Fonzie is the eternally cool lone-wolf character in the
television sitcom “Happy Days,” which was aired during the 1970s and early
1980s, back before the internet and the digital era gave us choices. The show
is set in the 1950s, with malt shops, sock hops, and so forth. Richie
Cunningham was the main character, an ordinary small town teen who was
befriended by the Fonz. This book morphs
forward to the 1980s, which places Richie—er, Richard—in middle age. He’s a
Hollywood producer but is called back home by the death of Fonzie.
When I saw this book in my email, I wasn’t sure what to
think. How does anyone write this book? Neither Richie nor the Fonz was
anything more than a stock character during the series itself. Every problem
encountered by any character had to be resolved with humor and warmth within
thirty minutes—more like twenty once advertising is figured in. So my first
assumption was that this must be some sort of dark satire. But that would be
very edgy and risky, and I wasn’t sure Simon would touch something like that.
But, it’s an invitation and a quick read, so let’s have a look.

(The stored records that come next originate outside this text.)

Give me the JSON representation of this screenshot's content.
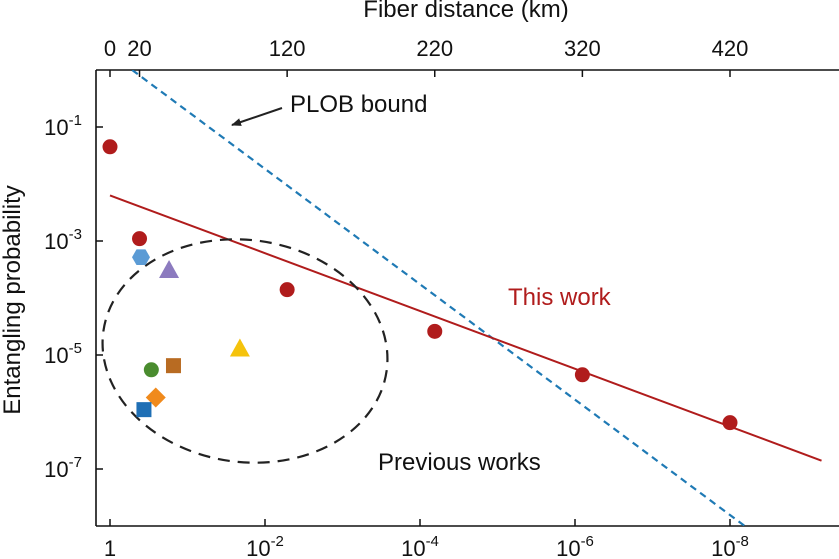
{
  "chart_data": {
    "type": "scatter",
    "top_axis": {
      "label": "Fiber distance (km)",
      "ticks": [
        0,
        20,
        120,
        220,
        320,
        420
      ]
    },
    "bottom_axis": {
      "scale": "log-reversed",
      "range": [
        1,
        1e-09
      ],
      "ticks": [
        {
          "base": "1",
          "exp": ""
        },
        {
          "base": "10",
          "exp": "-2"
        },
        {
          "base": "10",
          "exp": "-4"
        },
        {
          "base": "10",
          "exp": "-6"
        },
        {
          "base": "10",
          "exp": "-8"
        }
      ]
    },
    "y_axis": {
      "label": "Entangling probability",
      "scale": "log",
      "range": [
        1e-08,
        1
      ],
      "ticks": [
        {
          "base": "10",
          "exp": "-1"
        },
        {
          "base": "10",
          "exp": "-3"
        },
        {
          "base": "10",
          "exp": "-5"
        },
        {
          "base": "10",
          "exp": "-7"
        }
      ]
    },
    "series": [
      {
        "name": "This work",
        "color": "#b01c1c",
        "marker": "circle",
        "points": [
          {
            "x": 0,
            "y": 0.045
          },
          {
            "x": 20,
            "y": 0.0011
          },
          {
            "x": 120,
            "y": 0.00014
          },
          {
            "x": 220,
            "y": 2.6e-05
          },
          {
            "x": 320,
            "y": 4.5e-06
          },
          {
            "x": 420,
            "y": 6.5e-07
          }
        ],
        "fit": {
          "x_start": 0,
          "y_start": 0.0063,
          "x_end": 482,
          "y_end": 1.4e-07
        }
      },
      {
        "name": "PLOB bound",
        "color": "#1f7ab5",
        "style": "dashed",
        "x_start": 15,
        "y_start": 1,
        "x_end": 430,
        "y_end": 1e-08
      }
    ],
    "previous_works": {
      "label": "Previous works",
      "points": [
        {
          "x": 21,
          "y": 0.00052,
          "marker": "hexagon",
          "color": "#5b9bd5"
        },
        {
          "x": 40,
          "y": 0.00031,
          "marker": "triangle",
          "color": "#8c7bbf"
        },
        {
          "x": 28,
          "y": 5.5e-06,
          "marker": "circle",
          "color": "#4a8c2f"
        },
        {
          "x": 43,
          "y": 6.5e-06,
          "marker": "square",
          "color": "#b86b22"
        },
        {
          "x": 31,
          "y": 1.8e-06,
          "marker": "diamond",
          "color": "#f08a1c"
        },
        {
          "x": 23,
          "y": 1.1e-06,
          "marker": "square",
          "color": "#1f6fb5"
        },
        {
          "x": 88,
          "y": 1.3e-05,
          "marker": "triangle",
          "color": "#f5c30c"
        }
      ]
    },
    "annotations": {
      "plob_label": "PLOB bound",
      "this_work_label": "This work",
      "previous_label": "Previous works"
    }
  }
}
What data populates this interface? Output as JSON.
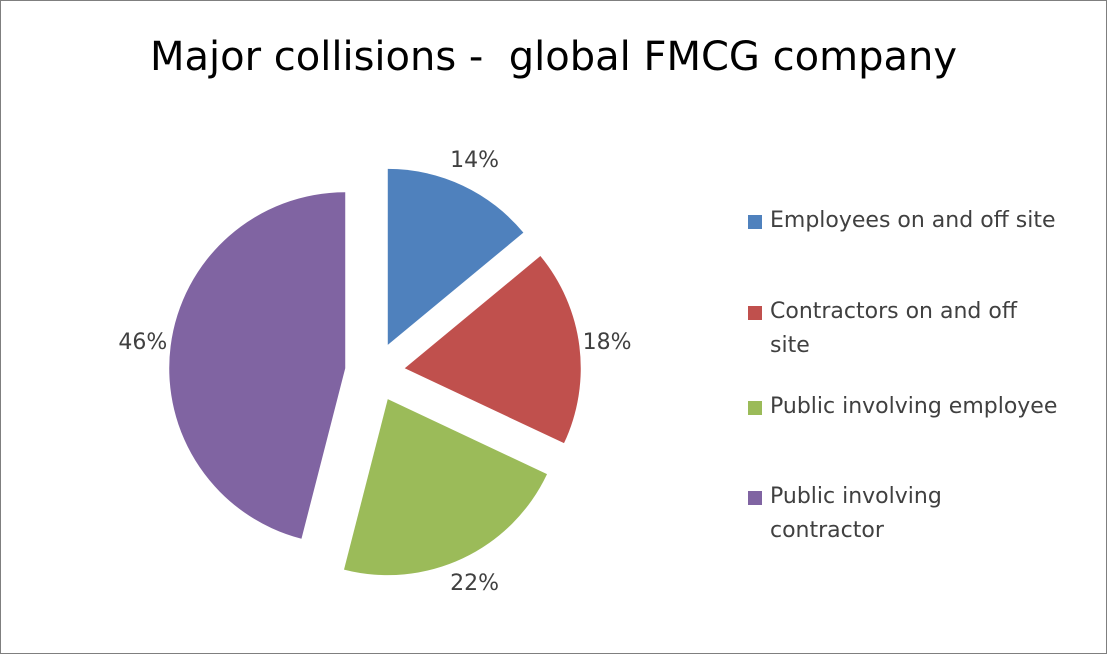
{
  "chart_data": {
    "type": "pie",
    "title": "Major collisions -  global FMCG company",
    "categories": [
      "Employees on and off site",
      "Contractors on and off site",
      "Public involving employee",
      "Public involving contractor"
    ],
    "values": [
      14,
      18,
      22,
      46
    ],
    "data_labels": [
      "14%",
      "18%",
      "22%",
      "46%"
    ],
    "colors": [
      "#4f81bd",
      "#c0504d",
      "#9bbb59",
      "#8064a2"
    ],
    "exploded": true,
    "legend_position": "right"
  },
  "legend": {
    "items": [
      {
        "lines": [
          "Employees on and off site"
        ]
      },
      {
        "lines": [
          "Contractors on and off",
          "site"
        ]
      },
      {
        "lines": [
          "Public involving employee"
        ]
      },
      {
        "lines": [
          "Public involving",
          "contractor"
        ]
      }
    ]
  }
}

Satire it isn’t. It’s promoted as noir, and it isn’t that
either. I can go sit in the garage. I
can say I am a car. I can get my children to all say I am a car. I still won’t
be a car, or for that matter a motorcycle. And so I’m telling you right now
that this is, in spite of its quirky title and book cover, a cozy mystery,
period. It is what it is.
Now, that’s not a bad thing. There are a lot of readers that
enjoy a good cozy, and it seems likely that a lot of those readers will fall
into the demographic to which this story appeals, namely the Boomer generation,
the readers that watched Happy Days when they were young and (hopefully) happy.
So here we are, back in Milwaukee, Wisconsin. Potsie and
Ralph Malph distrust Richard because he has become some sort of Hollywood big
shot. His career is on the rocks, but they don’t know that; all they know is
that he’s come back to the Midwest wearing designer clothes, and when he calls
himself “Richard,” they snicker. But ultimately they all work together to
unsnarl issues of local corruption as well as the mystery about Fonzie, and
Richard realizes he is really still Richie.

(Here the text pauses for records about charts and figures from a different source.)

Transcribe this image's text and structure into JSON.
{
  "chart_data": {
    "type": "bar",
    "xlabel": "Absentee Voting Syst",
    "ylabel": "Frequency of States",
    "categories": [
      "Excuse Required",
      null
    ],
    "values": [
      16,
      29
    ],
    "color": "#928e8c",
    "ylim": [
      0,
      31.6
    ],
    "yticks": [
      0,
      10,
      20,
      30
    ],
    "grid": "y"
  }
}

So we have corn; we have cheese; and we have cheese corn.
But it’s an accessible story that will provide a pleasant level of distraction
that doesn’t require a tremendous amount of concentration or analysis. If your
gram is undergoing chemo, she can take this into treatment and it will help keep
I recommend this book to those that primarily read cozy
mysteries and are familiar with the series.